|Literal meaning||Excellent Mound River|
The Jialing River,[a] formerly known by numerous other names, is a major tributary of the Yangtze River in the Sichuan Basin. It is named after the Jialing Valley in Feng County, Shaanxi through which it flows.
The Jialing River's most notable characteristic was formerly its pellucid green waters. It is also notable for its sinuous course in its lower reaches. From Zhangwang Miao (Temple of Zhangfei) in Langzhong to the mouth, the distance as the crow flies is 223 kilometres (139 mi). However the river itself travels 680 kilometres (420 mi).
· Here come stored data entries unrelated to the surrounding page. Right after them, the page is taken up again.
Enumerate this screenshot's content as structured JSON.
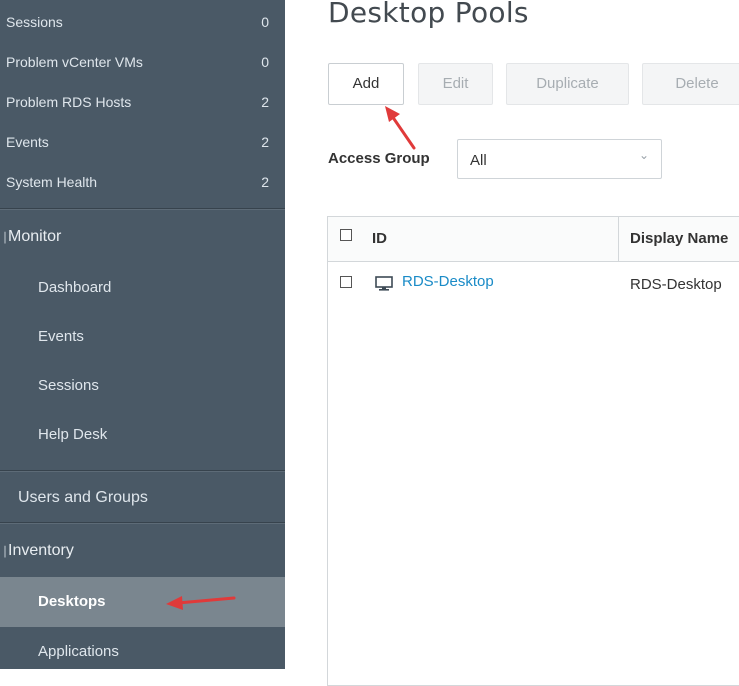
{
  "sidebar": {
    "stats": [
      {
        "label": "Sessions",
        "count": "0"
      },
      {
        "label": "Problem vCenter VMs",
        "count": "0"
      },
      {
        "label": "Problem RDS Hosts",
        "count": "2"
      },
      {
        "label": "Events",
        "count": "2"
      },
      {
        "label": "System Health",
        "count": "2"
      }
    ],
    "monitor": {
      "label": "Monitor",
      "items": [
        "Dashboard",
        "Events",
        "Sessions",
        "Help Desk"
      ]
    },
    "users_groups": "Users and Groups",
    "inventory": {
      "label": "Inventory",
      "items": [
        "Desktops",
        "Applications"
      ]
    }
  },
  "main": {
    "title": "Desktop Pools",
    "buttons": {
      "add": "Add",
      "edit": "Edit",
      "duplicate": "Duplicate",
      "delete": "Delete"
    },
    "access_group": {
      "label": "Access Group",
      "value": "All"
    },
    "table": {
      "columns": [
        "ID",
        "Display Name"
      ],
      "rows": [
        {
          "id": "RDS-Desktop",
          "display_name": "RDS-Desktop"
        }
      ]
    }
  },
  "colors": {
    "sidebar_bg": "#4a5966",
    "active_item_bg": "#7a868f",
    "link": "#1a8bc7",
    "annotation_arrow": "#e03a3a"
  }
}
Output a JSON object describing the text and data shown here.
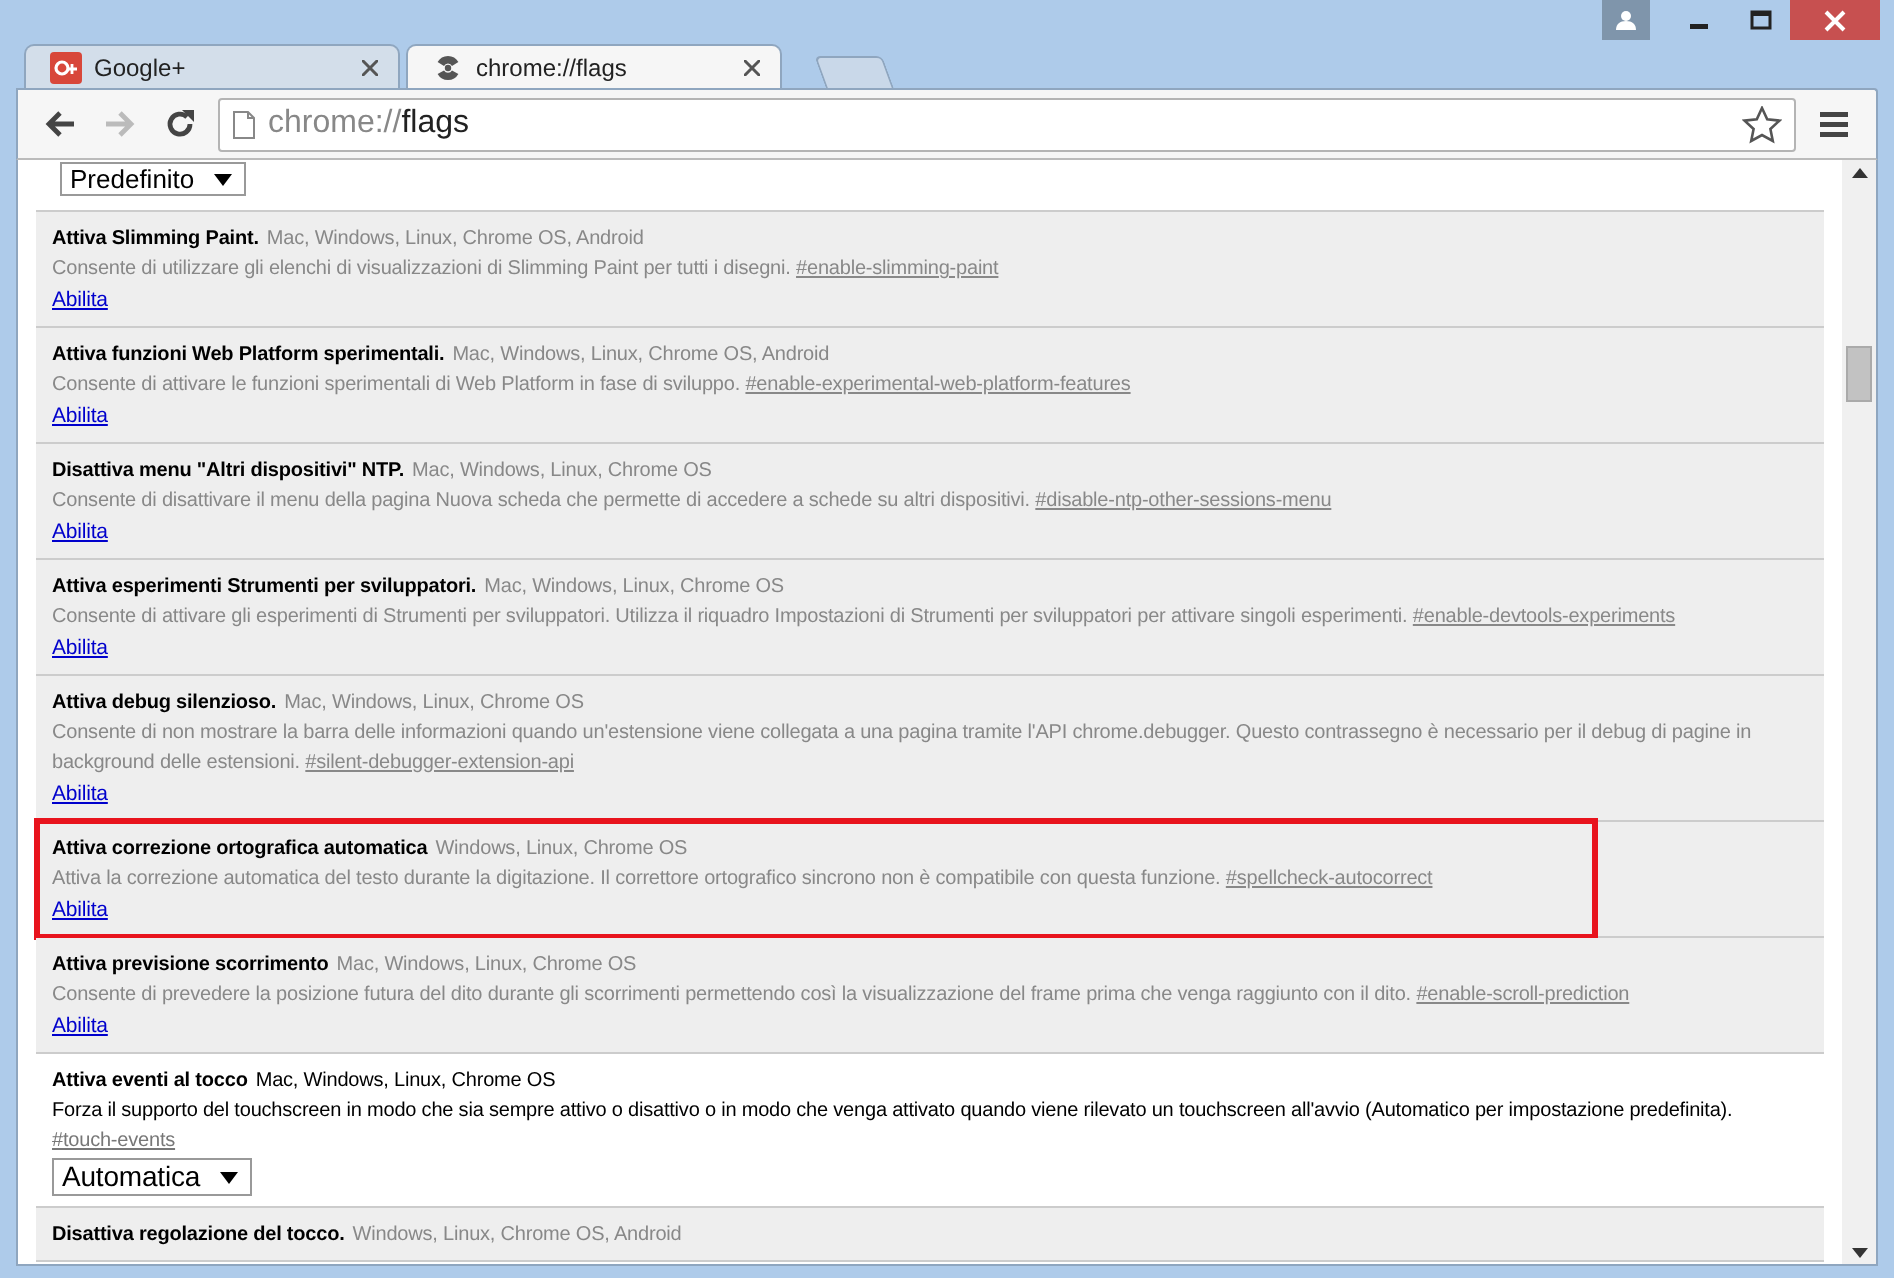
{
  "tabs": [
    {
      "label": "Google+",
      "selected": false
    },
    {
      "label": "chrome://flags",
      "selected": true
    }
  ],
  "address": {
    "scheme": "chrome://",
    "path": "flags"
  },
  "toolbar": {
    "forward_disabled": true
  },
  "top_control": {
    "kind": "select",
    "value": "Predefinito"
  },
  "experiments": [
    {
      "title": "Attiva Slimming Paint.",
      "platforms": "Mac, Windows, Linux, Chrome OS, Android",
      "description": "Consente di utilizzare gli elenchi di visualizzazioni di Slimming Paint per tutti i disegni.",
      "flag": "#enable-slimming-paint",
      "supported": false,
      "highlighted": false,
      "action": {
        "kind": "link",
        "label": "Abilita"
      }
    },
    {
      "title": "Attiva funzioni Web Platform sperimentali.",
      "platforms": "Mac, Windows, Linux, Chrome OS, Android",
      "description": "Consente di attivare le funzioni sperimentali di Web Platform in fase di sviluppo.",
      "flag": "#enable-experimental-web-platform-features",
      "supported": false,
      "highlighted": false,
      "action": {
        "kind": "link",
        "label": "Abilita"
      }
    },
    {
      "title": "Disattiva menu \"Altri dispositivi\" NTP.",
      "platforms": "Mac, Windows, Linux, Chrome OS",
      "description": "Consente di disattivare il menu della pagina Nuova scheda che permette di accedere a schede su altri dispositivi.",
      "flag": "#disable-ntp-other-sessions-menu",
      "supported": false,
      "highlighted": false,
      "action": {
        "kind": "link",
        "label": "Abilita"
      }
    },
    {
      "title": "Attiva esperimenti Strumenti per sviluppatori.",
      "platforms": "Mac, Windows, Linux, Chrome OS",
      "description": "Consente di attivare gli esperimenti di Strumenti per sviluppatori. Utilizza il riquadro Impostazioni di Strumenti per sviluppatori per attivare singoli esperimenti.",
      "flag": "#enable-devtools-experiments",
      "supported": false,
      "highlighted": false,
      "action": {
        "kind": "link",
        "label": "Abilita"
      }
    },
    {
      "title": "Attiva debug silenzioso.",
      "platforms": "Mac, Windows, Linux, Chrome OS",
      "description": "Consente di non mostrare la barra delle informazioni quando un'estensione viene collegata a una pagina tramite l'API chrome.debugger. Questo contrassegno è necessario per il debug di pagine in background delle estensioni.",
      "flag": "#silent-debugger-extension-api",
      "supported": false,
      "highlighted": false,
      "action": {
        "kind": "link",
        "label": "Abilita"
      }
    },
    {
      "title": "Attiva correzione ortografica automatica",
      "platforms": "Windows, Linux, Chrome OS",
      "description": "Attiva la correzione automatica del testo durante la digitazione. Il correttore ortografico sincrono non è compatibile con questa funzione.",
      "flag": "#spellcheck-autocorrect",
      "supported": false,
      "highlighted": true,
      "action": {
        "kind": "link",
        "label": "Abilita"
      }
    },
    {
      "title": "Attiva previsione scorrimento",
      "platforms": "Mac, Windows, Linux, Chrome OS",
      "description": "Consente di prevedere la posizione futura del dito durante gli scorrimenti permettendo così la visualizzazione del frame prima che venga raggiunto con il dito.",
      "flag": "#enable-scroll-prediction",
      "supported": false,
      "highlighted": false,
      "action": {
        "kind": "link",
        "label": "Abilita"
      }
    },
    {
      "title": "Attiva eventi al tocco",
      "platforms": "Mac, Windows, Linux, Chrome OS",
      "description": "Forza il supporto del touchscreen in modo che sia sempre attivo o disattivo o in modo che venga attivato quando viene rilevato un touchscreen all'avvio (Automatico per impostazione predefinita).",
      "flag": "#touch-events",
      "supported": true,
      "highlighted": false,
      "action": {
        "kind": "select",
        "value": "Automatica"
      }
    },
    {
      "title": "Disattiva regolazione del tocco.",
      "platforms": "Windows, Linux, Chrome OS, Android",
      "supported": false,
      "highlighted": false
    }
  ]
}
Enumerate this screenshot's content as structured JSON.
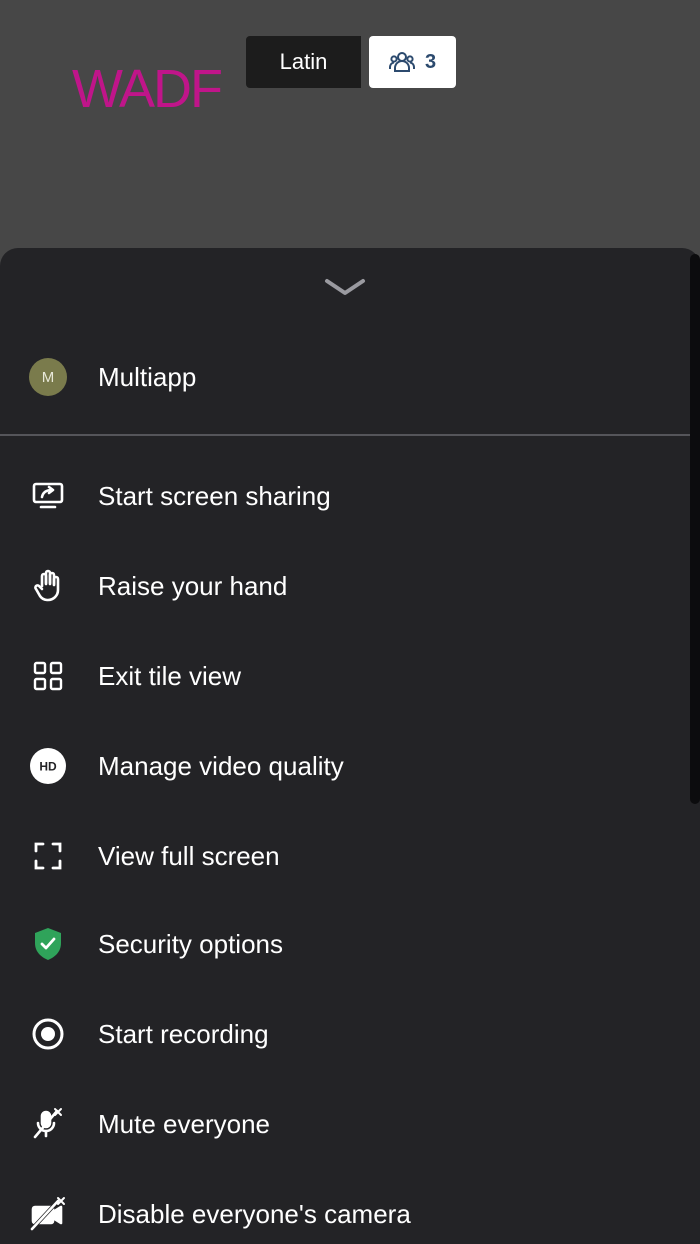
{
  "header": {
    "logo_text": "WADF",
    "language_label": "Latin",
    "participant_count": "3"
  },
  "sheet": {
    "user": {
      "avatar_initial": "M",
      "name": "Multiapp"
    },
    "menu": [
      {
        "label": "Start screen sharing",
        "icon": "screen-share-icon"
      },
      {
        "label": "Raise your hand",
        "icon": "raise-hand-icon"
      },
      {
        "label": "Exit tile view",
        "icon": "tile-view-icon"
      },
      {
        "label": "Manage video quality",
        "icon": "hd-icon"
      },
      {
        "label": "View full screen",
        "icon": "fullscreen-icon"
      },
      {
        "label": "Security options",
        "icon": "shield-icon"
      },
      {
        "label": "Start recording",
        "icon": "record-icon"
      },
      {
        "label": "Mute everyone",
        "icon": "mic-muted-icon"
      },
      {
        "label": "Disable everyone's camera",
        "icon": "camera-off-icon"
      }
    ]
  },
  "colors": {
    "background": "#474747",
    "sheet": "#232326",
    "logo": "#c0158a",
    "shield": "#2fa35a",
    "avatar": "#7a7b4c"
  }
}
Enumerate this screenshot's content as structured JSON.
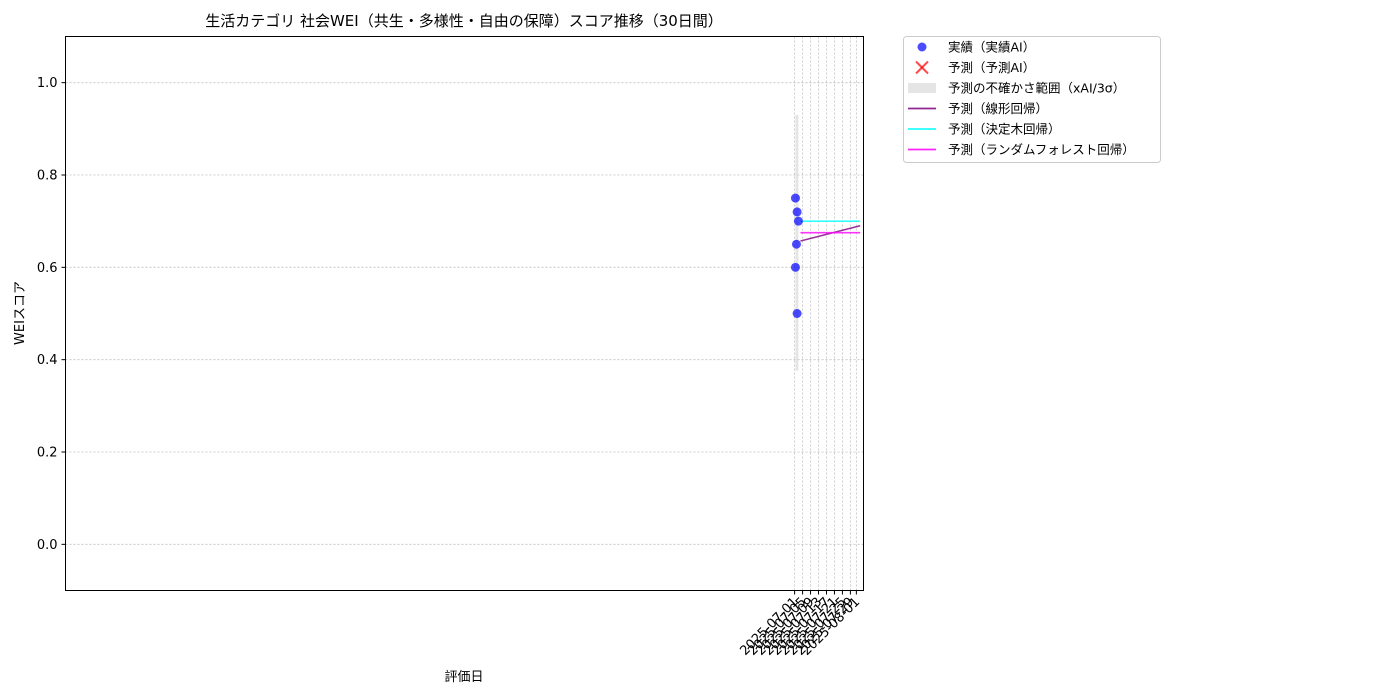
{
  "chart_data": {
    "type": "scatter",
    "title": "生活カテゴリ 社会WEI（共生・多様性・自由の保障）スコア推移（30日間）",
    "xlabel": "評価日",
    "ylabel": "WEIスコア",
    "xlim": [
      "2024-06-29T22:00",
      "2025-08-04T14:00"
    ],
    "ylim": [
      -0.1,
      1.1
    ],
    "xticks": [
      "2025-07-01",
      "2025-07-05",
      "2025-07-09",
      "2025-07-13",
      "2025-07-17",
      "2025-07-21",
      "2025-07-25",
      "2025-07-29",
      "2025-08-01"
    ],
    "yticks": [
      0.0,
      0.2,
      0.4,
      0.6,
      0.8,
      1.0
    ],
    "ytick_labels": [
      "0.0",
      "0.2",
      "0.4",
      "0.6",
      "0.8",
      "1.0"
    ],
    "grid": true,
    "legend_position": "outside-right-top",
    "series": [
      {
        "name": "実績（実績AI）",
        "kind": "scatter",
        "color": "#0000ff",
        "points": [
          {
            "x": "2025-07-01T10:00",
            "y": 0.75
          },
          {
            "x": "2025-07-01T10:00",
            "y": 0.6
          },
          {
            "x": "2025-07-01T22:00",
            "y": 0.65
          },
          {
            "x": "2025-07-02T06:00",
            "y": 0.72
          },
          {
            "x": "2025-07-02T06:00",
            "y": 0.5
          },
          {
            "x": "2025-07-02T22:00",
            "y": 0.7
          }
        ]
      },
      {
        "name": "予測（予測AI）",
        "kind": "scatter-x",
        "color": "#ff0000",
        "points": []
      },
      {
        "name": "予測の不確かさ範囲（xAI/3σ）",
        "kind": "band",
        "color": "#d3d3d3",
        "x_range": [
          "2025-07-01T10:00",
          "2025-07-02T22:00"
        ],
        "y_range": [
          0.376,
          0.93
        ]
      },
      {
        "name": "予測（線形回帰）",
        "kind": "line",
        "color": "#800080",
        "points": [
          {
            "x": "2025-07-03T22:00",
            "y": 0.657
          },
          {
            "x": "2025-08-02T22:00",
            "y": 0.69
          }
        ]
      },
      {
        "name": "予測（決定木回帰）",
        "kind": "line",
        "color": "#00ffff",
        "points": [
          {
            "x": "2025-07-03T22:00",
            "y": 0.7
          },
          {
            "x": "2025-08-02T22:00",
            "y": 0.7
          }
        ]
      },
      {
        "name": "予測（ランダムフォレスト回帰）",
        "kind": "line",
        "color": "#ff00ff",
        "points": [
          {
            "x": "2025-07-03T22:00",
            "y": 0.675
          },
          {
            "x": "2025-08-02T22:00",
            "y": 0.675
          }
        ]
      }
    ]
  }
}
The most tortuous part of its course is between Nanchong and Wusheng County.
The name Jialing did not come into general use until the Tang Dynasty. Before that, it was generally known as the Ba, although it also appears as the Lang and Yu as well. In the 19th century, it was known by the Sichuanese as the Small or Little River,[b] by comparison with the Jinsha and Yangtze.
The source of the Jialing, in name, is in the Jialin, which means " the tomb of Jia（嘉陵）" in Chinese. Jia （赵代王嘉） was the last king of State Zhao （赵国）, who was kidnapped to State Qin (now called Tianshui, Gansu Province，甘肃省天水市) after Qin defeated Zhao. The river briefly flows through Gansu before reentering Shaanxi and then crossing south into Sichuan.
The longest stem of the Jialing River, however, can be traced to a source in Aba Tibetan and Qiang Autonomous Prefecture, Sichuan and the entire river is 1,345 kilometres (836 mi) long. This source is located at the head of the Baozuo River, considered a tributary of the Bailong River, itself the primary tributary and main stem of the Jialing River system. The branches named Jialing and Bailong meet in Guangyuan in Sichuan and continue as the Jialing to the Yangtze. The river reaches the floor of the Sichuan Basin at Langzhong and continues in a sinuous route into Chongqing and its junction with the Yangtze River.
Besides the Bailong River which forms a portion of the main stem, the largest tributaries of the Jialing River include the Xihan River, the Fu River (also known as Sui He), and the Qu River. The Xihan meets the Jialing in Shaanxi, while both the Fu and the Qu join the Jialing's respective right and left banks in Hechuan, Chongqing.
The cities along the Jialing's course include Tianshui, Baoji, Longnan, Guangyuan, Langzhong, Nanchong, and Chongqing. Cities found within the Jialing's basin and along its tributaries include Tianshui, Baoji, Longnan, Longnan, Mianyang, Suining, Bazhong, Wanyuan, Dazhou, and Guang'an.
A total of 151 species of fish inhabit the river, of which 51 species are endemic to the Yangtze River basin.
The Han and Jialing basins were the heartland of the ancient state of Ba, whose major cities were located at the sites of their tributaries' confluences. The Jialing assumed greater importance when Chu expanded up the Han during the 5th and 4th centuries BC.
The Jialing figures in one of the legends surrounding the Tang-era artist Wu Daozi. During the Kaiyuan Era of the Emperor Xuanzong, Wu was commissioned to depict the course of the Jialing and sent to Sichuan to travel its length for the work. Supposedly, he returned to the imperial palace and completed it in a single day from memory. It is sometimes added that his technique was foiled by Li Sixun, who accompanied him and followed the traditional practice of working slowly from numerous prepared sketches. To the extent that it is grounded in a real event, however, it probably only reflects Wu's speed of execution and not a lack of reliance on sketches.
Around 1880, four out of Chongqing's 24 shipping guilds were concerned with shipping along the Jialing. Chongqing, Lingshi, Lezhi, and Hechuan all developed shipyards. In the 1920s, five of Chongqing's eight ferry guilds plied routes across the Jialing.
Following the end of the Chinese Civil War in 1949, the river was repeatedly dredged and straightened until it was navigable throughout the year by the early 1970s.